Reference is made in a preceding paragraph to Mr. Lacy’s limited school privileges during his youth, and how his education was interfered with by circumstances over which he had no control. With a laudable ambition to make up in part at least for this deficiency, he afterward entered high school at Sioux Falls, where he pursued his studies with great assiduity until completing the full course, graduating with a high standard of scholarship in the year 1894. While attending the above institution he was a member of Company B, South Dakota National Guards, and in due time rose by successive promotions from private to the rank of second lieutenant. In a general examination on tactics and drill he had the honor of standing second to but one member of the organization in the state, making ninety-nine points out of a possible hundred, an achievement of which he and his friends feel deservedly proud.

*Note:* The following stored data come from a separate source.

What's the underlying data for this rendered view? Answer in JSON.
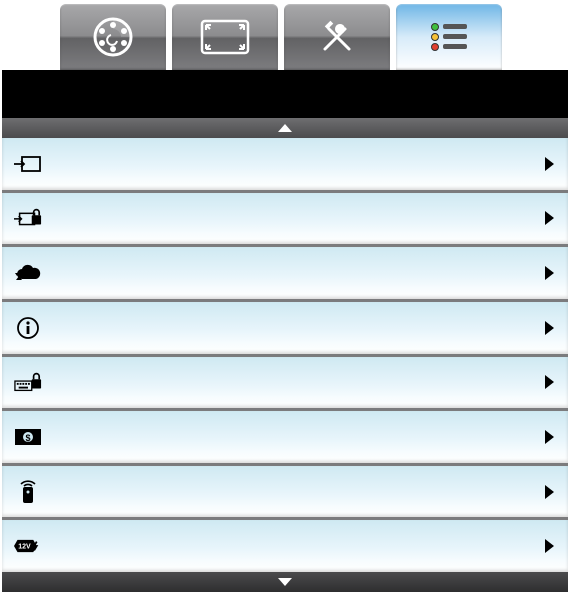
{
  "tabs": [
    {
      "name": "color-tab",
      "icon": "palette-icon",
      "active": false
    },
    {
      "name": "display-tab",
      "icon": "expand-icon",
      "active": false
    },
    {
      "name": "tools-tab",
      "icon": "tools-icon",
      "active": false
    },
    {
      "name": "settings-tab",
      "icon": "list-icon",
      "active": true
    }
  ],
  "menu": {
    "items": [
      {
        "name": "input-item",
        "icon": "input-icon",
        "label": ""
      },
      {
        "name": "input-lock-item",
        "icon": "input-lock-icon",
        "label": ""
      },
      {
        "name": "cloud-item",
        "icon": "cloud-icon",
        "label": ""
      },
      {
        "name": "information-item",
        "icon": "info-icon",
        "label": ""
      },
      {
        "name": "security-lock-item",
        "icon": "keyboard-lock-icon",
        "label": ""
      },
      {
        "name": "dollar-item",
        "icon": "dollar-icon",
        "label": ""
      },
      {
        "name": "remote-item",
        "icon": "remote-icon",
        "label": ""
      },
      {
        "name": "power-12v-item",
        "icon": "power-12v-icon",
        "label": ""
      }
    ]
  },
  "icon_text": {
    "dollar": "$",
    "power": "12V"
  }
}
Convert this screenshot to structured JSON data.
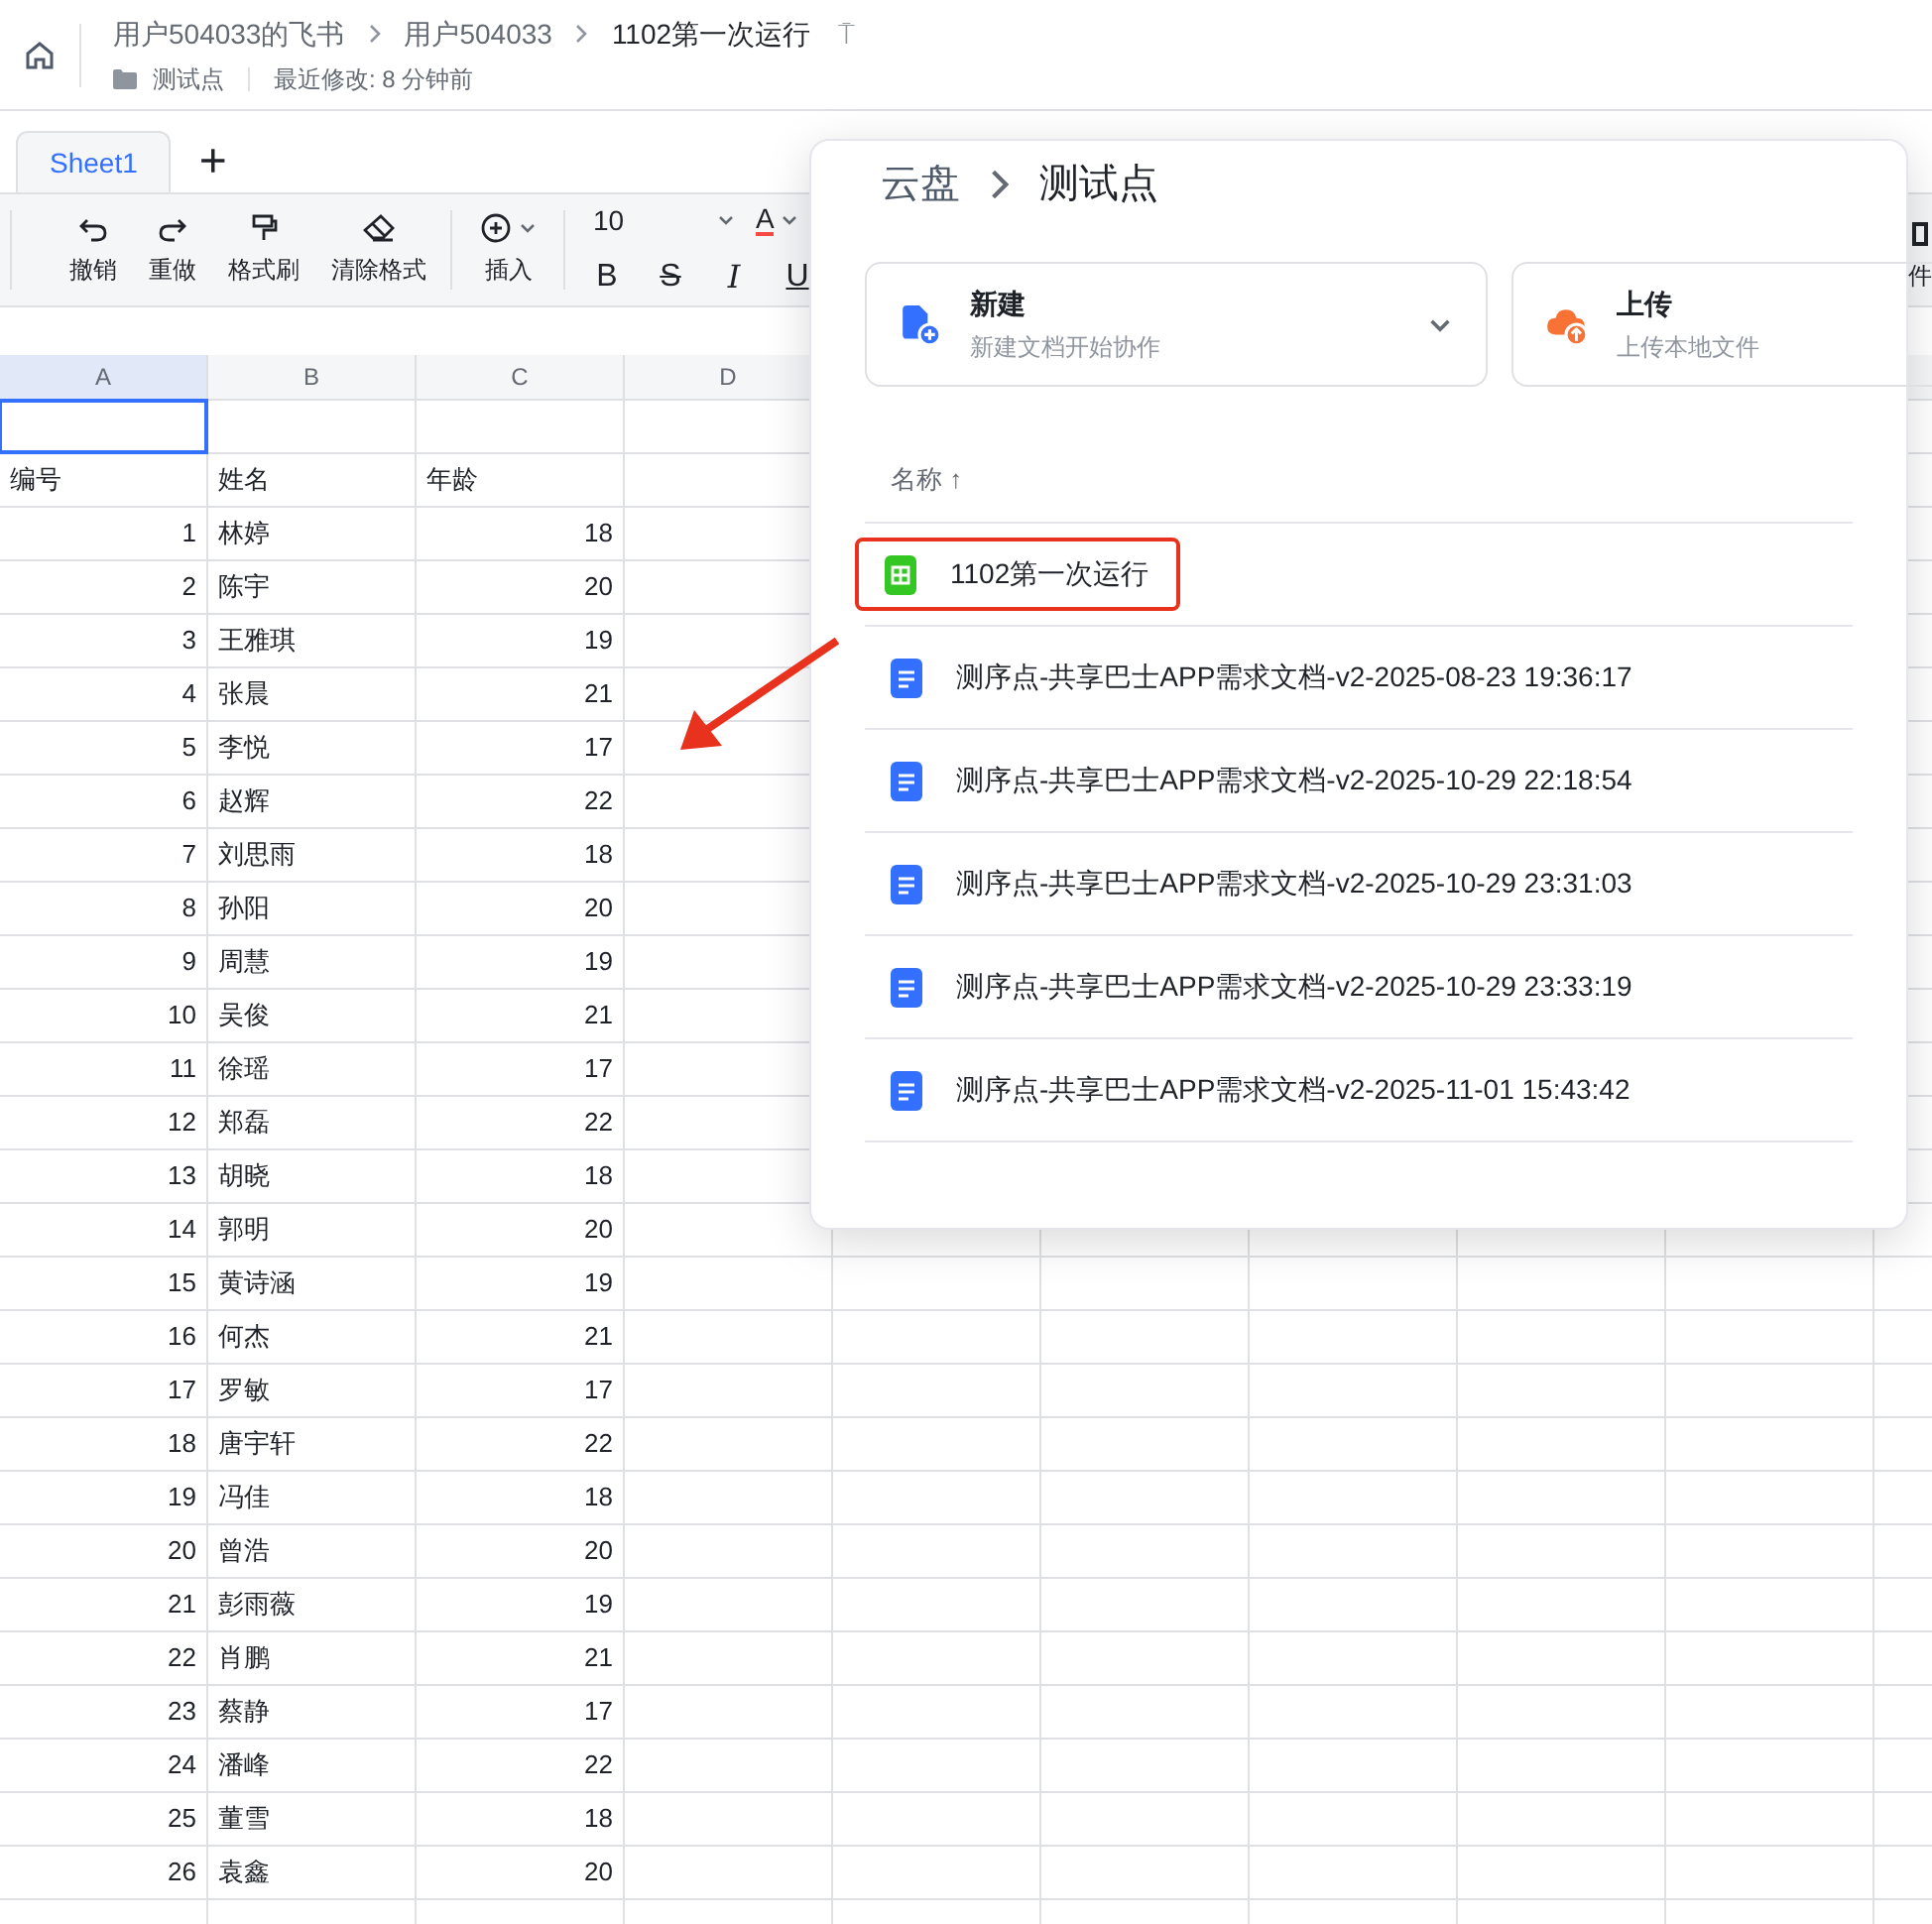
{
  "header": {
    "breadcrumb": [
      "用户504033的飞书",
      "用户504033",
      "1102第一次运行"
    ],
    "pin": "⍑",
    "folder": "测试点",
    "modified": "最近修改: 8 分钟前"
  },
  "tabs": [
    {
      "label": "Sheet1",
      "selected": true
    }
  ],
  "add_tab": "+",
  "toolbar": {
    "actions": [
      {
        "kind": "undo",
        "label": "撤销"
      },
      {
        "kind": "redo",
        "label": "重做"
      },
      {
        "kind": "brush",
        "label": "格式刷"
      },
      {
        "kind": "eraser",
        "label": "清除格式"
      },
      {
        "kind": "insert",
        "label": "插入"
      }
    ],
    "font_size": "10",
    "font_color": "A",
    "format": [
      "B",
      "S",
      "I",
      "U"
    ],
    "cut_label": "件"
  },
  "columns": [
    {
      "label": "A",
      "selected": true
    },
    {
      "label": "B",
      "selected": false
    },
    {
      "label": "C",
      "selected": false
    },
    {
      "label": "D",
      "selected": false
    }
  ],
  "header_row": [
    "编号",
    "姓名",
    "年龄"
  ],
  "rows": [
    [
      "1",
      "林婷",
      "18"
    ],
    [
      "2",
      "陈宇",
      "20"
    ],
    [
      "3",
      "王雅琪",
      "19"
    ],
    [
      "4",
      "张晨",
      "21"
    ],
    [
      "5",
      "李悦",
      "17"
    ],
    [
      "6",
      "赵辉",
      "22"
    ],
    [
      "7",
      "刘思雨",
      "18"
    ],
    [
      "8",
      "孙阳",
      "20"
    ],
    [
      "9",
      "周慧",
      "19"
    ],
    [
      "10",
      "吴俊",
      "21"
    ],
    [
      "11",
      "徐瑶",
      "17"
    ],
    [
      "12",
      "郑磊",
      "22"
    ],
    [
      "13",
      "胡晓",
      "18"
    ],
    [
      "14",
      "郭明",
      "20"
    ],
    [
      "15",
      "黄诗涵",
      "19"
    ],
    [
      "16",
      "何杰",
      "21"
    ],
    [
      "17",
      "罗敏",
      "17"
    ],
    [
      "18",
      "唐宇轩",
      "22"
    ],
    [
      "19",
      "冯佳",
      "18"
    ],
    [
      "20",
      "曾浩",
      "20"
    ],
    [
      "21",
      "彭雨薇",
      "19"
    ],
    [
      "22",
      "肖鹏",
      "21"
    ],
    [
      "23",
      "蔡静",
      "17"
    ],
    [
      "24",
      "潘峰",
      "22"
    ],
    [
      "25",
      "董雪",
      "18"
    ],
    [
      "26",
      "袁鑫",
      "20"
    ]
  ],
  "popup": {
    "breadcrumb": [
      "云盘",
      "测试点"
    ],
    "cards": [
      {
        "kind": "new",
        "title": "新建",
        "subtitle": "新建文档开始协作"
      },
      {
        "kind": "upload",
        "title": "上传",
        "subtitle": "上传本地文件"
      }
    ],
    "sort_label": "名称 ↑",
    "files": [
      {
        "kind": "sheet",
        "name": "1102第一次运行",
        "highlighted": true
      },
      {
        "kind": "doc",
        "name": "测序点-共享巴士APP需求文档-v2-2025-08-23 19:36:17",
        "highlighted": false
      },
      {
        "kind": "doc",
        "name": "测序点-共享巴士APP需求文档-v2-2025-10-29 22:18:54",
        "highlighted": false
      },
      {
        "kind": "doc",
        "name": "测序点-共享巴士APP需求文档-v2-2025-10-29 23:31:03",
        "highlighted": false
      },
      {
        "kind": "doc",
        "name": "测序点-共享巴士APP需求文档-v2-2025-10-29 23:33:19",
        "highlighted": false
      },
      {
        "kind": "doc",
        "name": "测序点-共享巴士APP需求文档-v2-2025-11-01 15:43:42",
        "highlighted": false
      }
    ]
  }
}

On September 11, 1900, Mr. Lacy was happily married to Miss Estelle Mae Lyman, whose father, Lewis Lyman, was one of the early pioneer settlers of Minnehaha County. Standing forward as one of the representative young men of his County, and as one of its most intelligent, enterprising, and valued citizens, Mr. Lacy owes his pronounced success in life solely to his own efforts and is clearly entitled to the proud appellation of a “self-made man.” He possesses great force of character and a pleasing personality, which, combined with fine social qualities and superior professional ability, make him not only a useful man in his day and generation but also popular with all classes and conditions of his fellow citizens. Warm-hearted, affable, and pleasing in address and manner, he numbers his friends by the score and the respectable position he has already reached in professional, business, and social circles is indicative of the still greater and more influential career that awaits him in the future.